Obama has won "his presidency by crafting a majoritarian programme on the economy, health, energy and the war," Kettle stresses, i.e., by also appealing to big business and former Republicans in "the mountain and desert states of the west and in parts of the south."
"So, while Obama has a mandate that has been denied to every Democratic president since the days of Martin Luther King," he warns, "he also has a level of support that he must be careful not to test to destruction. Forty-eight per cent of Americans did not feel the hand of history on their shoulders on Tuesday, in spite of everything."
Kettle is urging that Obama must do only what is considered acceptable by corporate America.

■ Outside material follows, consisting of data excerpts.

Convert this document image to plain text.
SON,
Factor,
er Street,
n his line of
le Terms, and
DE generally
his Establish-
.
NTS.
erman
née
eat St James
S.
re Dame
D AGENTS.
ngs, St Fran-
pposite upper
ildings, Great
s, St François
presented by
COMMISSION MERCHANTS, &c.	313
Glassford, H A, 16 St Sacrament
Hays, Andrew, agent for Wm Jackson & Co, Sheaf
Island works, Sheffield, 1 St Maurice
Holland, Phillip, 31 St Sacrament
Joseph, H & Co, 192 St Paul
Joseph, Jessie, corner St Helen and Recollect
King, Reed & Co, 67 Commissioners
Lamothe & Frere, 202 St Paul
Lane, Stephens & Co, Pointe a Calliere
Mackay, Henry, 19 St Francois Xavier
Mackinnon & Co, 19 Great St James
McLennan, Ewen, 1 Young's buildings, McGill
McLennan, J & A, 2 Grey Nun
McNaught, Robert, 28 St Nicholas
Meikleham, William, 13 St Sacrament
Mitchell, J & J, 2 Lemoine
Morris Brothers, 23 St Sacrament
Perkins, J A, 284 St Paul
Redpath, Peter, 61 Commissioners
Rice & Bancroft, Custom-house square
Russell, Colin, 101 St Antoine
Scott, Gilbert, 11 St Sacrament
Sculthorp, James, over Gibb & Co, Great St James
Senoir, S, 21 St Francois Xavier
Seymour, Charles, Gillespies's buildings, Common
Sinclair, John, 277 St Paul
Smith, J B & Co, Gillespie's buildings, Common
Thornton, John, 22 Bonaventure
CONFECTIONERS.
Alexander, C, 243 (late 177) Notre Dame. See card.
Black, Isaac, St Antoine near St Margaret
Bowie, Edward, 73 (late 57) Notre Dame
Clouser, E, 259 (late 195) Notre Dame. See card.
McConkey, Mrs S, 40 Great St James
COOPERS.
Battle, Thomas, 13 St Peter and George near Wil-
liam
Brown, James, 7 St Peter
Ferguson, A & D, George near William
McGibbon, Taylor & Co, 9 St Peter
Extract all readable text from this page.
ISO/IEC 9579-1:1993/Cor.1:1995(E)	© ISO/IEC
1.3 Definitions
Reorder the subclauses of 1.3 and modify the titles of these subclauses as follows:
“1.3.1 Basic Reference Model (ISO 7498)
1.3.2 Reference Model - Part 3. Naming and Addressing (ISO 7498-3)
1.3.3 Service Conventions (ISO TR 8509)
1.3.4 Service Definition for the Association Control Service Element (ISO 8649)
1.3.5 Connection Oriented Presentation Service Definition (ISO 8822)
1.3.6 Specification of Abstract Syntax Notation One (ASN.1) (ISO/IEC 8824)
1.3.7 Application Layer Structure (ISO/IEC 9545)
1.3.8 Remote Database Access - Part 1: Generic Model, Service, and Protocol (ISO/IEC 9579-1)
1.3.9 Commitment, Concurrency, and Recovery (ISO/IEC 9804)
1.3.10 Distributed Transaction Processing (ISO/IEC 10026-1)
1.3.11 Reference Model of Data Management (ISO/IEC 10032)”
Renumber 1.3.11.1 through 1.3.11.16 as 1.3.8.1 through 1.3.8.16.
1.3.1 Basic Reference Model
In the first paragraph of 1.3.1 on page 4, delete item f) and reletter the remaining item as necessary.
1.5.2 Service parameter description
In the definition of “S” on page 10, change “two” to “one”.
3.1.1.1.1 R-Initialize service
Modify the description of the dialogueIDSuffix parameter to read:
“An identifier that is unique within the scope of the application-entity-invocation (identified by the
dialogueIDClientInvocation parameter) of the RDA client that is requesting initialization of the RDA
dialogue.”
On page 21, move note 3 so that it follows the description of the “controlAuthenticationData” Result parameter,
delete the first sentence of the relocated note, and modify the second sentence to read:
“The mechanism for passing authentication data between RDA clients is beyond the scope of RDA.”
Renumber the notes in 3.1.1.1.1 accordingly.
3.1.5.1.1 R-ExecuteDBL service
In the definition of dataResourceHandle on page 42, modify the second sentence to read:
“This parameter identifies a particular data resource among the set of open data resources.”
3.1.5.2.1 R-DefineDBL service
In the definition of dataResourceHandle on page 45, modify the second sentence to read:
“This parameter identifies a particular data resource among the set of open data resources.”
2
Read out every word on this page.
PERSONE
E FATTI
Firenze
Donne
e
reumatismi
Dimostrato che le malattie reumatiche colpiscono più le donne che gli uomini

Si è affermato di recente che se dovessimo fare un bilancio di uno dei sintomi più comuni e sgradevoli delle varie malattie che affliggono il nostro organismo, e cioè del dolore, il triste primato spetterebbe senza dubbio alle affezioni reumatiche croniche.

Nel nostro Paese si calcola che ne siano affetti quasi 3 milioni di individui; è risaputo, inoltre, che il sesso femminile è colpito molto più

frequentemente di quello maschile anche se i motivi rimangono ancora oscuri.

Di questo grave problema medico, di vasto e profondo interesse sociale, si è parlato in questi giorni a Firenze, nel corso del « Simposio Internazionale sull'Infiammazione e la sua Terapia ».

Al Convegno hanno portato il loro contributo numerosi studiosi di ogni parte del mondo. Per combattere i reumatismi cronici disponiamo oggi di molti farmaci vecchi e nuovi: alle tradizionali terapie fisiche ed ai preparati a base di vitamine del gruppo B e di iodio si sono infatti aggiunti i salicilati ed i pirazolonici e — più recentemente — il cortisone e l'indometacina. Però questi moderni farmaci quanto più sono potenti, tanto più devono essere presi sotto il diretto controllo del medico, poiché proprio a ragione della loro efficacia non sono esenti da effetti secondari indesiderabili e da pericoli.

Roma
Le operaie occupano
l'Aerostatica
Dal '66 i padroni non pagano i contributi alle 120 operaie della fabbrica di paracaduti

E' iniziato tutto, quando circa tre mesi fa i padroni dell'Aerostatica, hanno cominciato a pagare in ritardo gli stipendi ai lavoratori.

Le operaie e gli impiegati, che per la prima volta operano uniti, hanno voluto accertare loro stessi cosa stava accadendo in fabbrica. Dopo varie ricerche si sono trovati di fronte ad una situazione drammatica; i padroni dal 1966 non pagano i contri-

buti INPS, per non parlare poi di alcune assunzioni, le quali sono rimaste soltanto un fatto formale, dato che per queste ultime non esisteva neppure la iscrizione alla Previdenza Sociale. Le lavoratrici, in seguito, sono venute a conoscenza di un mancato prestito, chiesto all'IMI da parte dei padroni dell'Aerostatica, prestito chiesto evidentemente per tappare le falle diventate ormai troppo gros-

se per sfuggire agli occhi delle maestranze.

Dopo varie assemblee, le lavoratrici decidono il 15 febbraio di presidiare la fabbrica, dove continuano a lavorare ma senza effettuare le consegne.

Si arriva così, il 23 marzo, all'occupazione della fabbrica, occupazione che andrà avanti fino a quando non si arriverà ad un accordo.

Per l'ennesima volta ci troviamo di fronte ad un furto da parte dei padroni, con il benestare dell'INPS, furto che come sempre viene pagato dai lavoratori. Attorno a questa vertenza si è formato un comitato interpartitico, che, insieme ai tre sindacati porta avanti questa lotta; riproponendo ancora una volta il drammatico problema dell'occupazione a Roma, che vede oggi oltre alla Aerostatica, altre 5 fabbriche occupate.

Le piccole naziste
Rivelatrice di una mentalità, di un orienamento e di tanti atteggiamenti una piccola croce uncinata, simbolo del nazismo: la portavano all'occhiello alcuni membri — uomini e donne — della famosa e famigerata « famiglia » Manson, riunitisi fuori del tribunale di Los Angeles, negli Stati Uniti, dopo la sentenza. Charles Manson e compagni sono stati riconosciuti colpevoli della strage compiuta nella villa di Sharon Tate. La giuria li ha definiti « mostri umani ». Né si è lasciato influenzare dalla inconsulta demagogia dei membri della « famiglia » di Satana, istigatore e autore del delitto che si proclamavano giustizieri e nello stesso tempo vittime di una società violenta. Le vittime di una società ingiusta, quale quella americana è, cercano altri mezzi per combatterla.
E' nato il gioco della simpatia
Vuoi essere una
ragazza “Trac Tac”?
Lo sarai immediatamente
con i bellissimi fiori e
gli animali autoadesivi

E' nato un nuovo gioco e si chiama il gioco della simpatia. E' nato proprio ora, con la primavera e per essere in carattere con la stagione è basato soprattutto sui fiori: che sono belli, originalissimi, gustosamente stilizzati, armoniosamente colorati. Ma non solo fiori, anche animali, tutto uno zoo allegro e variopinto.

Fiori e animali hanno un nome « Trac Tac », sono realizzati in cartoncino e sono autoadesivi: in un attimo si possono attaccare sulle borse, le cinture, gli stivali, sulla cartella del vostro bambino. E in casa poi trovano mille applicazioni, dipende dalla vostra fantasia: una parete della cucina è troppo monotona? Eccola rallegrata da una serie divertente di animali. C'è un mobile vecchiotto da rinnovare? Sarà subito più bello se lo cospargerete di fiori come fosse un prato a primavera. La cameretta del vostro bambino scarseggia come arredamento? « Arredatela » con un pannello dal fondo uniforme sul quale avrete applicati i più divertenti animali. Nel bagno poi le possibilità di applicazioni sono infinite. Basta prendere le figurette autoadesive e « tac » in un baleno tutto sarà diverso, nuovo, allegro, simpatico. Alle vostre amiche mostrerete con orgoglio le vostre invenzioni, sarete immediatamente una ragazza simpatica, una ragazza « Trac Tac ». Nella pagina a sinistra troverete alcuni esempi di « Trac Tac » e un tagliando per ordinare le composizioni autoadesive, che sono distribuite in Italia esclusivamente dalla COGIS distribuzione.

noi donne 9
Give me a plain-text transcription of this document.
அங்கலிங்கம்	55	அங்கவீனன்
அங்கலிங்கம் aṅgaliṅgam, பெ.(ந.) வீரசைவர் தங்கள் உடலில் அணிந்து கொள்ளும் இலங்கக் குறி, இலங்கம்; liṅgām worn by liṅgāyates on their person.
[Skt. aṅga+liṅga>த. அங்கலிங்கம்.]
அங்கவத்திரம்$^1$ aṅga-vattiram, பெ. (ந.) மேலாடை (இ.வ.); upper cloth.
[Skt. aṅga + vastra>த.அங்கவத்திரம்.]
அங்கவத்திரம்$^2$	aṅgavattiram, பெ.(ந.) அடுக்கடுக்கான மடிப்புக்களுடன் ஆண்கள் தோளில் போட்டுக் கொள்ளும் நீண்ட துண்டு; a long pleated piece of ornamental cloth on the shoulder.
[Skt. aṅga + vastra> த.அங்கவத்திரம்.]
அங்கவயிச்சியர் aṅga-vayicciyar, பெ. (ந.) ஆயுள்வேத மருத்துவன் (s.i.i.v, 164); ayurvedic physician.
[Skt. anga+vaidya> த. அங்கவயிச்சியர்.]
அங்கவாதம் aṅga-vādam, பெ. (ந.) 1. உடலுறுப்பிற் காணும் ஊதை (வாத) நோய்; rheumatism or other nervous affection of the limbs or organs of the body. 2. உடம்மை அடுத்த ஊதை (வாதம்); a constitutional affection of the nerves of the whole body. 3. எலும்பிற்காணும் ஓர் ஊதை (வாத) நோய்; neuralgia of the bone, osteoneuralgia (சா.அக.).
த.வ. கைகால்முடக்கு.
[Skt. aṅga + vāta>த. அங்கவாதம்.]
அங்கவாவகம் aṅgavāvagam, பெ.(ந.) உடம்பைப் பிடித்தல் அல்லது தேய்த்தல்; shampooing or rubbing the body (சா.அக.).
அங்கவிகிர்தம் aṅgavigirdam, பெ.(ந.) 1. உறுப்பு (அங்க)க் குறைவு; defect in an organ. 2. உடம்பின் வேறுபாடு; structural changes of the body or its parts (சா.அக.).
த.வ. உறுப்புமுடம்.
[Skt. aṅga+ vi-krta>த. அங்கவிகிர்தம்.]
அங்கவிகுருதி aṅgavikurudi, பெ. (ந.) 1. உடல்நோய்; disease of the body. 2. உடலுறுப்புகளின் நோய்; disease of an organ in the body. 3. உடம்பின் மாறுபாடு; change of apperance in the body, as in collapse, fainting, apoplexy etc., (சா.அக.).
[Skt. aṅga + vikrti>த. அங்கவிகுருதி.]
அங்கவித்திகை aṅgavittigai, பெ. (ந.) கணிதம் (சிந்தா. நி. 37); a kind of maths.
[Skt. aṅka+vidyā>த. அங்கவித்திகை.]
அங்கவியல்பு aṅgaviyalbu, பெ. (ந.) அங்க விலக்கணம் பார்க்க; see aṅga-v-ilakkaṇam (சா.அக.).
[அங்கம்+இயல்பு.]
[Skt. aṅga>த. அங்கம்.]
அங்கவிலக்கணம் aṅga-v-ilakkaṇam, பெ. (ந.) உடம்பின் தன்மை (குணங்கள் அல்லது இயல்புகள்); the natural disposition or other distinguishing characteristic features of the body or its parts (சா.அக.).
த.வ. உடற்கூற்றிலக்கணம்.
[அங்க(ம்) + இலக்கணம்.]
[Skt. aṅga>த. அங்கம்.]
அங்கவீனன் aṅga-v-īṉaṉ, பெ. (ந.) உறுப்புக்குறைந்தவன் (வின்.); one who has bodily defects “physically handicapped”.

And to this end he insists that the "majoritarian" coalition is not tested "to destruction". Such rhetoric is similar in all respects to the language he used for years to justify support for Blair. "The only practical and principled course is to back him, though without illusions, as the Marxists used to say," he once famously wrote in the aftermath of the Iraq war, while calling for "the doctrine and weapons of interventionism" to be "protected, honed and made effective."
Unfortunately for Kettle and his ilk, calls for Obama to defy the expectations of his supporters will only guarantee that he will alienate them more fully—and with yet more dramatic consequences—than New Labour did in the years following its victory over the Conservatives in 1997.